His gaze softens, forehead wrinkling like he’s deep in thought. When the corners of his mouth turn down, I’m pretty sure he realizes I wouldn’t go that far. Maybe it’s just that he has so much going on, he wasn’t thinking clearly.
“Fuck…fuck.” Troy tugs on the strands of his hair with both hands, then walks over and sits down on the couch. “I’m a dick.”
“That makes two of us.” Because I am, in fact, a dick. So maybe he was right in thinking that about me after all.
He chuckles softly. “You can’t really blame me. It’s not like you do that many nice things for me for no reason.”
I was pretty sure I could blame him, and also, that I did do nice things for no reason. But part of it is my own fault. People don’t know about Activate Kindness. Troy doesn’t know that while he thinks it was just me being a hothead when I got into the fight at his frat party, that it was really because I heard a homophobic prick say something about Troy. That shit wasn’t going to slide. Not around me.
“I’m just freaking the fuck out. This Thermo class is kicking my ass. I studied like crazy, and I still got an F. I’ve always been good at math and science. I just get it, so I don’t know what the hell I’m missing here. And then you saw my grade, and I’m sure you got a huge laugh out of that. On top of the alternator, and Mom packing up Brandon’s things, and—You know what? Never mind. I don’t want to get into this. Last thing I need is for you to use it against me.” He stands and starts walking toward the door, without his alternator, but I step in front of him. “Move,” Troy orders.
My thoughts are suddenly going in a direction I’m not sure I like. The thing is, Troy is smart as fuck. I know he can figure out this Thermo shit.

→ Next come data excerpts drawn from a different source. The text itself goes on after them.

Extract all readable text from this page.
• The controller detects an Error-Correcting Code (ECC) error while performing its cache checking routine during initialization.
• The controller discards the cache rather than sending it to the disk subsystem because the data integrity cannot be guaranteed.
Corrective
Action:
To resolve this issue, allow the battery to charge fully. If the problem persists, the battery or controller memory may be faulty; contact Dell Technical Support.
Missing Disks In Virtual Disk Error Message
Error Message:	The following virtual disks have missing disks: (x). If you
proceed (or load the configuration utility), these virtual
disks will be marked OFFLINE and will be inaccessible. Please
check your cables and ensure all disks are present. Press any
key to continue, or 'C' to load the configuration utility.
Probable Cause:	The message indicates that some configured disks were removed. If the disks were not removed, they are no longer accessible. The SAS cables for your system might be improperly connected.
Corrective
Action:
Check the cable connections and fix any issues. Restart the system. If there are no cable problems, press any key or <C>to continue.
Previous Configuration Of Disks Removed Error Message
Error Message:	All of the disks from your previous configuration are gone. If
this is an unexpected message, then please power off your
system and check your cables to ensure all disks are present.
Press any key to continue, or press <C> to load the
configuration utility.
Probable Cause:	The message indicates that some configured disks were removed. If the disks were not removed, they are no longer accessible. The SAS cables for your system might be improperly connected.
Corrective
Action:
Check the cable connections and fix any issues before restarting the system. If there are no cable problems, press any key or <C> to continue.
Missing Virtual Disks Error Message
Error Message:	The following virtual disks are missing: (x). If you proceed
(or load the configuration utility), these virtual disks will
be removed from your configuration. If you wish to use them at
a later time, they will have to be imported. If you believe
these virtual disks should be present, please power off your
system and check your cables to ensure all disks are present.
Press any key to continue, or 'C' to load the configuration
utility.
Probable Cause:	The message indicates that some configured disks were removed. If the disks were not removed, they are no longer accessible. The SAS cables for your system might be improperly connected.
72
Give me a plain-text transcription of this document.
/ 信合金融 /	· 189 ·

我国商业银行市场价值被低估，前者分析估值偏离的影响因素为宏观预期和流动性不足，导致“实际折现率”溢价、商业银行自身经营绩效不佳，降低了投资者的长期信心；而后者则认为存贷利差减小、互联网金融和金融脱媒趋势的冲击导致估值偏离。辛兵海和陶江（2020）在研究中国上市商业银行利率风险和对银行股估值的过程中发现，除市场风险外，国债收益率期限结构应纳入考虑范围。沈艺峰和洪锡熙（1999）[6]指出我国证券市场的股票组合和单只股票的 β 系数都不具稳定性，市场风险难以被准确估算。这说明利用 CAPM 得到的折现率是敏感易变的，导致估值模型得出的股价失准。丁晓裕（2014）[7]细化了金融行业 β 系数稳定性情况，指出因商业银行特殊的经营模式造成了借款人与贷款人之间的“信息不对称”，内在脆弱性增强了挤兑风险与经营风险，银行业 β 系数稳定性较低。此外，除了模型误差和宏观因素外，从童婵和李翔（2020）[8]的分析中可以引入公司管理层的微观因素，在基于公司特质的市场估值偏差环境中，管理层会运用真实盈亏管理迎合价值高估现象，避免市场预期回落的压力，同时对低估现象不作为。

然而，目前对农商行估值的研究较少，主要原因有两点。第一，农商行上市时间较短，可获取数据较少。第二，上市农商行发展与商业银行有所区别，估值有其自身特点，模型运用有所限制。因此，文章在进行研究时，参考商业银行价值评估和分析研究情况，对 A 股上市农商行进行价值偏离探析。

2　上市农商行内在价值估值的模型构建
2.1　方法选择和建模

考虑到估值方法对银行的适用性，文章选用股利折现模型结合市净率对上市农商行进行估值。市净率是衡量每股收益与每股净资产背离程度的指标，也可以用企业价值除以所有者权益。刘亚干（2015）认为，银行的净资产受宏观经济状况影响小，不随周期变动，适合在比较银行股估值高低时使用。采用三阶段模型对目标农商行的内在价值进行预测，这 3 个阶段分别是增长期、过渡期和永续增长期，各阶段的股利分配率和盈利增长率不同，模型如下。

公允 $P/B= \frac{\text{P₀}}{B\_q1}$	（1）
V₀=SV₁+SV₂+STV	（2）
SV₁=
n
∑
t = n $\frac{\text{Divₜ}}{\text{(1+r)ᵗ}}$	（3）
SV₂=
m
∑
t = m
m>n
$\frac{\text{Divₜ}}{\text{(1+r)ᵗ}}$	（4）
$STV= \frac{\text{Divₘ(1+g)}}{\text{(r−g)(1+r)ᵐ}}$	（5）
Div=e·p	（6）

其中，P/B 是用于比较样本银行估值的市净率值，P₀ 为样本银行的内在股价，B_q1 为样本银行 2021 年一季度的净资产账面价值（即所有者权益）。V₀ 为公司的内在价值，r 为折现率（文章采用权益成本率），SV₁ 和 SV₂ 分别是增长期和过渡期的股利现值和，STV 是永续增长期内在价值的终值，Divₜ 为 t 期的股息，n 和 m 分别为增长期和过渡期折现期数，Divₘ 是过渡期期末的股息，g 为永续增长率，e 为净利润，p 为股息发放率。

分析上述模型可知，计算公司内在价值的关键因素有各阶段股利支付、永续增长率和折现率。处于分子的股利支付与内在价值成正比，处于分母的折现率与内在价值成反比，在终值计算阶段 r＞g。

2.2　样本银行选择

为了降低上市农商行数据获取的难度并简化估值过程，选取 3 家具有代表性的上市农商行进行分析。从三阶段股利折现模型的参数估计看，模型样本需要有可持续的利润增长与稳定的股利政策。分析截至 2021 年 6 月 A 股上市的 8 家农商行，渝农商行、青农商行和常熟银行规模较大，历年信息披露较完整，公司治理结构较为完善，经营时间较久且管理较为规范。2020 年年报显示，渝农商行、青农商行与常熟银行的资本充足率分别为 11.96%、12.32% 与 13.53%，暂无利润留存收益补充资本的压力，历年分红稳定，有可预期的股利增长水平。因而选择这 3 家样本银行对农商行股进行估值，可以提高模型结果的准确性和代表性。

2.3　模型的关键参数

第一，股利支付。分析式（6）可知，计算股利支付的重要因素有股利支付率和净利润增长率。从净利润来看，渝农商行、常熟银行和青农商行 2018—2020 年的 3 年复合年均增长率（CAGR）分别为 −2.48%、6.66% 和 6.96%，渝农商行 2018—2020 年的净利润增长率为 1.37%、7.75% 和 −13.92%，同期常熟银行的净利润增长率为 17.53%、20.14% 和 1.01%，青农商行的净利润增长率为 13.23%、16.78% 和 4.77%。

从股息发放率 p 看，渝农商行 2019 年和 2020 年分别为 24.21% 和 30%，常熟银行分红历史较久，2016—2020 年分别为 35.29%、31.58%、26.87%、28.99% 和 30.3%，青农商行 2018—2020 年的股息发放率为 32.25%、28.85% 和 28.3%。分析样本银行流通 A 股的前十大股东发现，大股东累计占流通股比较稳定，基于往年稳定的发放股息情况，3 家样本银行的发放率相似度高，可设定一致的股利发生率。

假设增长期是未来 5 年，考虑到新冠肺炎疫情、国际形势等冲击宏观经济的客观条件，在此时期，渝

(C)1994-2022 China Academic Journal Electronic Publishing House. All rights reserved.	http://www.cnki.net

Sometimes he just needs a little push, something to inspire him.
An idea forms in my head, one that part of me wants to totally pretend I never had because it would mean letting him know something about me I don’t want him to know, something that makes me feel raw and seen. It’s no secret that I don’t like opening up, showing people the real parts of me, and volunteering is one of my biggest secrets. The people who matter—Glen, Ellie, Troy, my friends—I just don’t know how to let them in. There’s already enough shit between me and Troy, enough complicated feelings. The last thing I want is to give him this.
But then, this is who we are, Troy and me. We make dumbass bets and do stupid shit. He’s clearly a fucking mess because Troy is perfect and has probably never gotten an F in his life, and though I’ll never admit it, I don’t like to see him this way. “What if I have a way to help you?”